Tuesday, October 20, 2009

Chapter Two--page 4

I was vaguely aware that our home and family looked different than those of my friends. My friend, Andrea, had seven brothers and sisters, a perky mom and a handsome professional dad who wore black horn rimmed glasses and a tie to work every day. Their kitchen had beautiful shiny tile, a gleaming stainless steel sink, and an island with a counter top stove, just like the Brady Bunch. Another friend, Carol, lived in a home with dark hardwood flooring that probably reflected her mom's face when she waxed it. One summer afternoon we played in their carefully groomed back yard while her parents napped. When she awoke, Carol's mom gave us each a nutritious snack of neatly sliced apples served on clean china plates, which she had removed from paper-lined shelves, and cold chocolate milk in pretty little crystal juice glasses. Then she drove us to the movie theater in her clean air conditioned station wagon, which the family kept in their neatly organized garage. At my house we ate cold leftovers from the refrigerator staight out of the Tupperware, drove a Chevy wagon that my sister had crashed into a herd of cows, and on a good weekend, we got paid a penny apiece for every fly we killed.

At my eleventh birthday party a girl named Jill, who lived in a house with a fashionably decorated sunken living room covered in soft white shag carpeting, said my house looked like crap. Her words stung.

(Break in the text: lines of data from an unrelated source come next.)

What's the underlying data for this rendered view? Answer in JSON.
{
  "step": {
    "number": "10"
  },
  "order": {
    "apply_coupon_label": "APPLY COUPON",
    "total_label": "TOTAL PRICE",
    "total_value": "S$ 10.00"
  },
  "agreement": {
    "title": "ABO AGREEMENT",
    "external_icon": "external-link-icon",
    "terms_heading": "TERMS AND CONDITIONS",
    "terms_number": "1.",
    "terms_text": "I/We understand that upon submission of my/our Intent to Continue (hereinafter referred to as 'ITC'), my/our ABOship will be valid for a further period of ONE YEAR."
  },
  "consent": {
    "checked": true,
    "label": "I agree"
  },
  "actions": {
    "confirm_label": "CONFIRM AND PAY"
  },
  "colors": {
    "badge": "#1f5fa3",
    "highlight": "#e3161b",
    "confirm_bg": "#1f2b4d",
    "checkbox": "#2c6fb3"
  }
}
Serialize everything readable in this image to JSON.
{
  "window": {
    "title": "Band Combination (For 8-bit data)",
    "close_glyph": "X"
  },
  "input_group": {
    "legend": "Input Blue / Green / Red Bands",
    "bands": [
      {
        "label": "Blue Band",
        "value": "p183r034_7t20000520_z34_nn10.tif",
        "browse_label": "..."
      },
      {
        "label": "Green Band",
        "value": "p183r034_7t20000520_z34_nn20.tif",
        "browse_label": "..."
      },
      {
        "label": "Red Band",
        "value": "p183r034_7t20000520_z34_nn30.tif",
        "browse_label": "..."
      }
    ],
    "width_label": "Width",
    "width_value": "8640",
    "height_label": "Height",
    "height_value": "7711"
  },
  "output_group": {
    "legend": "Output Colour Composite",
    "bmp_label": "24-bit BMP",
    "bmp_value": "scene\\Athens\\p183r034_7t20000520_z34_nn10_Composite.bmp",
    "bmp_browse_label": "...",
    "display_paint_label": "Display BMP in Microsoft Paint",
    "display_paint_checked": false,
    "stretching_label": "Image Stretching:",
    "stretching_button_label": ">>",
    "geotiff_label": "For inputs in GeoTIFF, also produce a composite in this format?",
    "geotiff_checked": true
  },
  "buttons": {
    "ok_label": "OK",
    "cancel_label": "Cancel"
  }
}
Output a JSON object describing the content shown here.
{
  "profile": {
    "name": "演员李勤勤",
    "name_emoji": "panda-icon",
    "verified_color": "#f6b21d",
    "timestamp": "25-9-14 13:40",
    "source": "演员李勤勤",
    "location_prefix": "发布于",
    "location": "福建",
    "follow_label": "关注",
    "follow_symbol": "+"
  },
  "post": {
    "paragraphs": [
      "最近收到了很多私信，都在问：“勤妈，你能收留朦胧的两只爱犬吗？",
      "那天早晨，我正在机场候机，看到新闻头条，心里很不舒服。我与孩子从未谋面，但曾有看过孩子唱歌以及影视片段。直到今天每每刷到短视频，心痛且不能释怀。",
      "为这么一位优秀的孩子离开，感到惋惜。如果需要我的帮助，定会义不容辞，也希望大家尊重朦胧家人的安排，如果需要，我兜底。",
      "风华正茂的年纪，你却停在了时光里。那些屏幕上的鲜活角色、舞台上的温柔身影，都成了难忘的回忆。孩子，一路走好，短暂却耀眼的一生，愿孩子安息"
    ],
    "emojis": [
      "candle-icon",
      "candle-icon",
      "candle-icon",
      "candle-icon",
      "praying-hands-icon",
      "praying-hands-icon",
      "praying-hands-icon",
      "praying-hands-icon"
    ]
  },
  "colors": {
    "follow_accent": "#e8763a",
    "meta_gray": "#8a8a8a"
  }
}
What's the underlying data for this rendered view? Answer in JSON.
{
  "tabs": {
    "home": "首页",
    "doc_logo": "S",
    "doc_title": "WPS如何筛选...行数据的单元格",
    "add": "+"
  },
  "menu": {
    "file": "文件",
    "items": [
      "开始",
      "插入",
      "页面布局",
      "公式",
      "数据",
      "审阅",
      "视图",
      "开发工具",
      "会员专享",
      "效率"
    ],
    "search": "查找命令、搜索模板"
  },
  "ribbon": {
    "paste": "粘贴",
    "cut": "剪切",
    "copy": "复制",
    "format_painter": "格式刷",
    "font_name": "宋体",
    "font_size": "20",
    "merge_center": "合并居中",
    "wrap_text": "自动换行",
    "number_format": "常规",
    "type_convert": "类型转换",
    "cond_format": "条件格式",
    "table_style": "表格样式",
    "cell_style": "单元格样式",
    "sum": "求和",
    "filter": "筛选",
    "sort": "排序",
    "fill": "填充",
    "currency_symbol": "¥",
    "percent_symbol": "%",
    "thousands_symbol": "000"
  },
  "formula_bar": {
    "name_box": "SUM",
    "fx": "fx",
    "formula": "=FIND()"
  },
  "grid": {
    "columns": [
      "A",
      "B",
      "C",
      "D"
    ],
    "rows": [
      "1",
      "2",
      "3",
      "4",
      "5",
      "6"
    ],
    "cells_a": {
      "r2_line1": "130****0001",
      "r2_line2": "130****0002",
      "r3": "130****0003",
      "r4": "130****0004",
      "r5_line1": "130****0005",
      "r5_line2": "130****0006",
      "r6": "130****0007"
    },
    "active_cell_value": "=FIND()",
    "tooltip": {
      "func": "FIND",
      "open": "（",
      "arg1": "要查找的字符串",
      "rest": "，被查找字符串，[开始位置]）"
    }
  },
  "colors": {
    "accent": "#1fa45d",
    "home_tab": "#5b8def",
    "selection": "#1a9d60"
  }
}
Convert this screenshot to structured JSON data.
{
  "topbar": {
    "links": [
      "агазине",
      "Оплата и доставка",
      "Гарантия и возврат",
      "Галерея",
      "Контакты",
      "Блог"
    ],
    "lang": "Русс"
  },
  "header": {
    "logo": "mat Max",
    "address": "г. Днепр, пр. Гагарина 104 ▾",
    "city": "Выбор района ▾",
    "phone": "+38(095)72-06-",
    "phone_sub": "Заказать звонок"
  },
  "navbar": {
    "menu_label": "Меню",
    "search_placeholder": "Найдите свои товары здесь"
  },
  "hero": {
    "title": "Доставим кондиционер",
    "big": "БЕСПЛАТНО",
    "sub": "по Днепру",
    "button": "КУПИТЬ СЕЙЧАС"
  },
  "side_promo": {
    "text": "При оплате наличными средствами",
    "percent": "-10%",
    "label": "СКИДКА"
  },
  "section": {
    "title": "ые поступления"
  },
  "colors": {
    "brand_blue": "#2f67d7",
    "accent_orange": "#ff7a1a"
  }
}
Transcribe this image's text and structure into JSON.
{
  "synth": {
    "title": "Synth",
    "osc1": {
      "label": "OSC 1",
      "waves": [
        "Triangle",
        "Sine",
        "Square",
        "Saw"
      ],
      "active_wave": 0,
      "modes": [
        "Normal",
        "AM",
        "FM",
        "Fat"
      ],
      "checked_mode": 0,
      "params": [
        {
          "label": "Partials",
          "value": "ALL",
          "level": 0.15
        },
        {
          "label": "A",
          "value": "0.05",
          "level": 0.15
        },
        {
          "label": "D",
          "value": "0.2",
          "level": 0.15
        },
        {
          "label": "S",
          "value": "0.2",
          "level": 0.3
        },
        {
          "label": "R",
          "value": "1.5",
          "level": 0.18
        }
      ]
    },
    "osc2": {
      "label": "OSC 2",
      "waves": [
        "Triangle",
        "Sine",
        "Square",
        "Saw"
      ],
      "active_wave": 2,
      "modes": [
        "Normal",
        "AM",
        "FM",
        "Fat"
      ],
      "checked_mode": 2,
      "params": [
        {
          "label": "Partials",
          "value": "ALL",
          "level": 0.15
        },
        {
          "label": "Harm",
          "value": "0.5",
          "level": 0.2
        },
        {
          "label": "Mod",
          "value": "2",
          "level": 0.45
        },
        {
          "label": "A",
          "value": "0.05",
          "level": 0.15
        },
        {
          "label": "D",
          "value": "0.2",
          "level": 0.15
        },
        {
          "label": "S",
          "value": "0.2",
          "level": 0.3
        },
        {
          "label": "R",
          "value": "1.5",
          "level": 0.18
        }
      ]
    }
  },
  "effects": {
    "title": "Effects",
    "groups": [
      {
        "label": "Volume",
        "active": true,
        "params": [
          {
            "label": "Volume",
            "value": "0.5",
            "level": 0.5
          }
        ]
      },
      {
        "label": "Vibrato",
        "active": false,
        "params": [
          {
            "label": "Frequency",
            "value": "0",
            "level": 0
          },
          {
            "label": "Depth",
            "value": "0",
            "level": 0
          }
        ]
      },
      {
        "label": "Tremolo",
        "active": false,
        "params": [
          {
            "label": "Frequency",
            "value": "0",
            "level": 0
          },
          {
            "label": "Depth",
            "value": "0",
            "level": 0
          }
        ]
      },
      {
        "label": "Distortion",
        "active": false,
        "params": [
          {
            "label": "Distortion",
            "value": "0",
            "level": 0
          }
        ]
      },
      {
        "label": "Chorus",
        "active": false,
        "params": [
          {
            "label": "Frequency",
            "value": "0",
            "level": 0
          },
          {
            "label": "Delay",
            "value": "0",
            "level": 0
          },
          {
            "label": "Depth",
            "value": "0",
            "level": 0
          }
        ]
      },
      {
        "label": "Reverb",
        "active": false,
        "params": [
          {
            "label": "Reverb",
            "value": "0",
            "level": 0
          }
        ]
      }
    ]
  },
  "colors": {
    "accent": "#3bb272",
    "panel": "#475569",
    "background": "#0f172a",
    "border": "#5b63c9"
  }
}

Part of me knew what she was saying was true, but I was just a kid, so I didn't understand what made the difference between her home and mine. I thought maybe the difference was money. Maybe if we were richer, we would have a cleaner house. Maybe it was my mom. Jill's mom was a teacher, and mine was a housewife who was sick all the time. Maybe it was because we lived in the country, and Jill lived in town. Maybe town people had better houses. Maybe our house was too big; maybe it was too small. Maybe it was too old; I didn't know. I felt angry at her bad manners, powerless to defend my family, and ashamed that I was somehow different. Mostly, though, I felt longing.